50 Jahre Zypern-TeilungEine Insel, keine Lösung

Nach einer türkischen Offensive am 20. Juli 1974 wird Zypern zweigeteilt. Bis heute bestimmt die Trennung den Alltag der Menschen.

Von Ferry Batzoglou aus Kaimakli, Famagusta und Lefkosa

D ie Sirenen heulen. Um 8.20 Uhr ertönen sie an diesem brütend heißen Montag in Kaimakli, einem nordöstlichen Vorort von Zyperns Hauptstadt Nikosia. Kein Mensch auf der Straße reagiert. Das Leben geht seinen gewohnten Gang. Die Leute wissen: Heute ist keine Gefahr. Das war vor – auf den Tag genau – 50 Jahren ganz anders. Die Sirenen erinnern an den Staatsstreich vom 15. Juli 1974. Die Putschisten wollen die Vereinigung mit Griechenland. Den Putsch führen die zyprische Nationalgarde und Mitglieder der berüchtigten EOAKA-B, einer ultranationalistischen paramilitärischen Organisation der Zyperngriechen, auf Geheiß der Athener Militärjunta durch. Ihr Ziel ist es, Zyperns gewählten Präsidenten Erzbischof Makarios III. zu stürzen.

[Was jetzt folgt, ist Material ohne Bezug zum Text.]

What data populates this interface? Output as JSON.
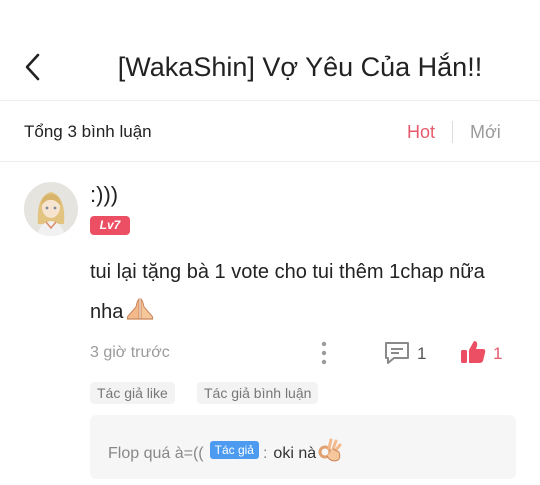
{
  "header": {
    "title": "[WakaShin] Vợ Yêu Của Hắn!!",
    "back_icon": "chevron-left-icon"
  },
  "sort_bar": {
    "total_label": "Tổng 3 bình luận",
    "hot_label": "Hot",
    "new_label": "Mới",
    "active_color": "#e55b6c"
  },
  "comment": {
    "username": ":)))",
    "level": "Lv7",
    "text": "tui lại tặng bà 1 vote cho tui thêm 1chap nữa nha",
    "text_emoji": "folded-hands-emoji",
    "time": "3 giờ trước",
    "reply_count": "1",
    "like_count": "1",
    "tags": [
      "Tác giả like",
      "Tác giả bình luận"
    ],
    "reply": {
      "prefix": "Flop quá à=((",
      "author_badge": "Tác giả",
      "separator": ":",
      "content": "oki nà",
      "emoji": "ok-hand-emoji"
    }
  }
}
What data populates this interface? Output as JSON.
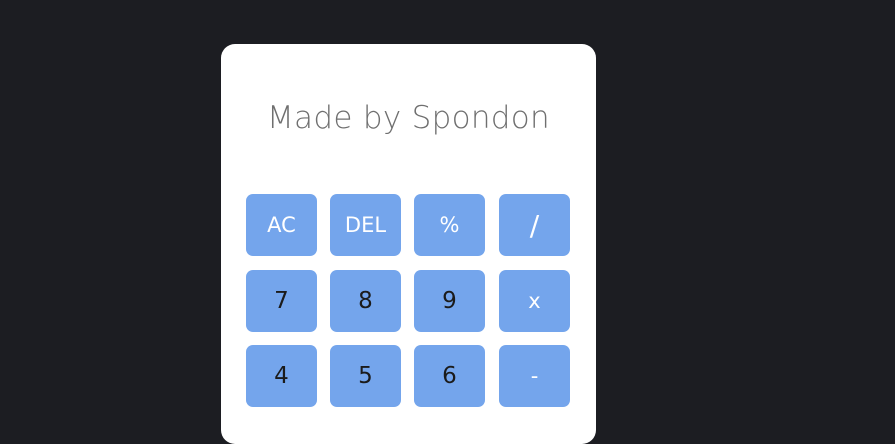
{
  "display": {
    "text": "Made by Spondon"
  },
  "keys": {
    "row1": [
      "AC",
      "DEL",
      "%",
      "/"
    ],
    "row2": [
      "7",
      "8",
      "9",
      "x"
    ],
    "row3": [
      "4",
      "5",
      "6",
      "-"
    ]
  },
  "colors": {
    "background": "#1c1d22",
    "card": "#ffffff",
    "key": "#74a5ec",
    "display_text": "#6f6f6f"
  }
}
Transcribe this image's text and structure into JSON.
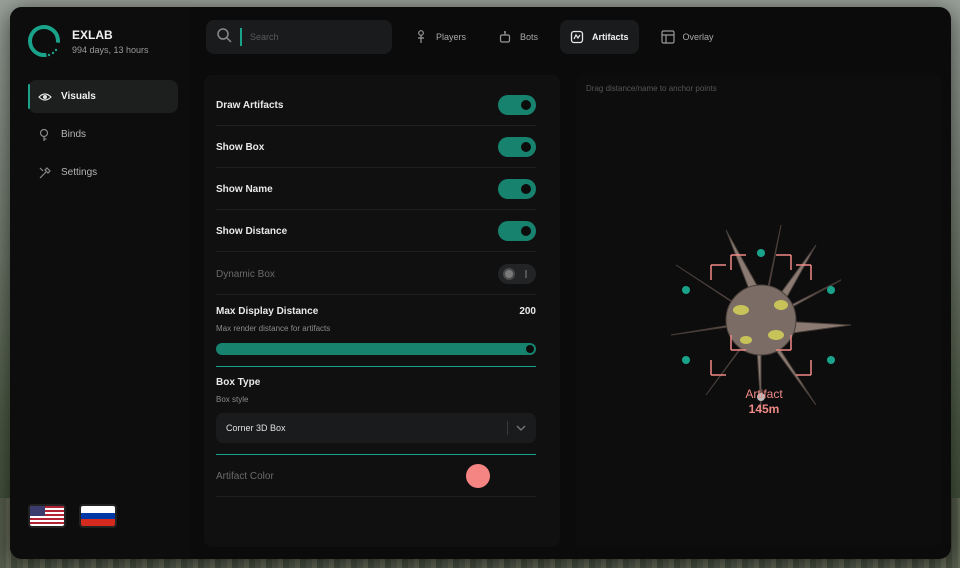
{
  "brand": {
    "name": "EXLAB",
    "subtitle": "994 days, 13 hours",
    "accent": "#1aa38b"
  },
  "sidebar": {
    "items": [
      {
        "label": "Visuals",
        "icon": "eye-icon",
        "active": true
      },
      {
        "label": "Binds",
        "icon": "keybind-icon",
        "active": false
      },
      {
        "label": "Settings",
        "icon": "settings-icon",
        "active": false
      }
    ],
    "languages": [
      "us-flag",
      "ru-flag"
    ]
  },
  "topbar": {
    "search_placeholder": "Search",
    "tabs": [
      {
        "label": "Players",
        "icon": "player-icon",
        "active": false
      },
      {
        "label": "Bots",
        "icon": "bot-icon",
        "active": false
      },
      {
        "label": "Artifacts",
        "icon": "artifact-icon",
        "active": true
      },
      {
        "label": "Overlay",
        "icon": "overlay-icon",
        "active": false
      }
    ]
  },
  "settings": {
    "draw_artifacts": {
      "label": "Draw Artifacts",
      "enabled": true
    },
    "show_box": {
      "label": "Show Box",
      "enabled": true
    },
    "show_name": {
      "label": "Show Name",
      "enabled": true
    },
    "show_distance": {
      "label": "Show Distance",
      "enabled": true
    },
    "dynamic_box": {
      "label": "Dynamic Box",
      "enabled": false
    },
    "max_distance": {
      "label": "Max Display Distance",
      "description": "Max render distance for artifacts",
      "value": "200",
      "fraction": 1.0
    },
    "box_type": {
      "label": "Box Type",
      "description": "Box style",
      "selected": "Corner 3D Box"
    },
    "artifact_color": {
      "label": "Artifact Color",
      "color": "#f58583"
    }
  },
  "preview": {
    "hint": "Drag distance/name to anchor points",
    "esp_name": "Artifact",
    "esp_distance": "145m",
    "box_color": "#f08a86"
  }
}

Makarios steht im Streit mit den Athener Obristen. Kompromisslos fordert er die Selbstbestimmung der Völker, den Abzug der griechischen Offiziere von Zypern und übt harsche Kritik an der Athener Militärdiktatur. Den USA ist der „Fidel Castro des Mittelmeers“, der sich der Bewegung der Blockfreien Staaten anschließt, sowieso nicht geheuer. Die Supermacht will zwar keinen Krieg zwischen zwei Nato-Mitgliedern, Griechenland und der Türkei, den beiden Garantiemächten der noch jungen Republik Zypern. Sehr wohl wollen die USA aber die Absetzung von Erzbischof Makarios. Hinter den Kulissen unterstützt die CIA den Staatsstreich der Griechen und eine türkische Invasion auf der Insel, um die Rolle der Türkei, ein Schwergewicht in der Nato, in der Region zu stärken. Gekonnt setzt Washington Akteure aller Seiten als Werkzeuge und Schachfiguren ein.

Die Ereignisse überschlagen sich. Erzbischof Makarios flieht nach Paphos im Inselsüden. Nach einer abenteuerlichen Flucht erreicht Makarios New York. Dort nimmt er am 19. Juli an der Sitzung des UN-Sicherheitsrats teil. Unverhohlen prangert er die Athener Junta an, wirft ihr ohne Umschweife eine Invasion vor. Am 20. Juli 1974 greift die Türkei auf Zypern ein. Ankara beruft sich auf Artikel 4 des Garantievertrags zu Zypern. Türkische Truppen landen im Morgengrauen im Norden der Insel. Im Eiltempo besetzt das türkische Militär in der Operation Attilaetwa sieben Prozent der Inselfläche. In einer zweiten Offensive, Attila II, bringen die türkischen Truppen vom 14. bis 18. August weitere 30 Prozent der Inselfläche unter ihre Kontrolle.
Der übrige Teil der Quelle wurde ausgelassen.